Selain personel, DLH Bantul juga mengoptimalkan pengoperasian armada angkutan sampah. Tercatat, delapan dump truk dan dua unit amroll dikerahkan sebagai armada utama untuk evakuasi dan pengangkutan sampah. Armada ini akan beroperasi dengan pola kerja bergilir guna memastikan pengangkutan berjalan lancar meskipun volume sampah meningkat tajam.
"Armada sampah akan kami operasikan secara maksimal, dengan pola kerja bergilir. Ini untuk memastikan pengangkutan tetap berjalan meski volume sampah meningkat tajam," tambahnya, menekankan kesiapan menghadapi lonjakan sampah Nataru.
Koordinasi Lintas Instansi untuk Kelancaran Pembuangan Akhir
Guna menguatkan langkah antisipasi lonjakan sampah Nataru, DLH Bantul menjalin koordinasi intensif dengan berbagai pihak terkait. Koordinasi ini dilakukan dengan Pemerintah Daerah DIY, khususnya Dinas Lingkungan Hidup dan Kehutanan (DLHK) DIY, serta Balai Pengelolaan Sampah TPA Piyungan.

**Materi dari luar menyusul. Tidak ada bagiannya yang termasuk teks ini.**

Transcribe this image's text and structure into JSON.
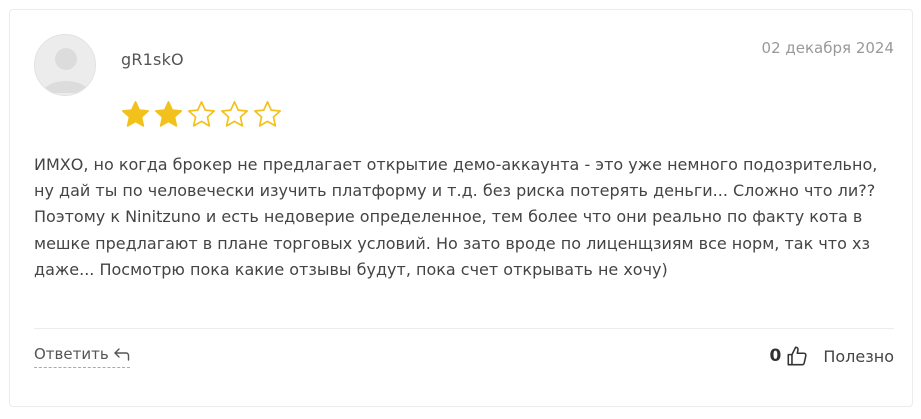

Koordinasi tersebut sangat penting untuk memastikan kelancaran pembuangan akhir sampah. TPA Piyungan merupakan pusat pengolahan sampah regional yang menampung sampah dari beberapa kabupaten dan kota di DIY, termasuk Bantul. Oleh karena itu, kelancaran akses dan kapasitas TPA menjadi kunci utama.
"Kami berkoordinasi agar ritme pengangkutan ke Piyungan tetap lancar, terutama pada masa puncak liburan," jelas Bambang Purwadi Nugroho. Hal ini penting untuk menghindari penumpukan sampah di tempat penampungan sementara dan memastikan proses pengelolaan sampah berjalan efisien.
Menjaga Estetika dan Kenyamanan Wisatawan di Bantul
Kesiapan teknis dan operasional yang dilakukan DLH Bantul ini merupakan langkah penting dalam menjaga estetika dan kebersihan wilayah. Bantul sebagai daerah tujuan wisata sangat mengandalkan kebersihan lingkungan untuk menarik pengunjung dan memberikan pengalaman yang nyaman.
Upaya penanganan lonjakan sampah Nataru ini diharapkan dapat menciptakan lingkungan yang bersih dan nyaman bagi masyarakat lokal maupun wisatawan. Dengan demikian, aktivitas liburan dapat berjalan tanpa terganggu oleh tumpukan sampah yang tidak sedap dipandang.
Kepala DLH Bantul mengharapkan seluruh personel serta mitra dari berbagai instansi dapat bekerja optimal selama masa liburan. "Harapannya, masyarakat dan wisatawan dapat beraktivitas dengan nyaman tanpa terganggu tumpukan sampah," pungkasnya, menegaskan komitmen DLH Bantul.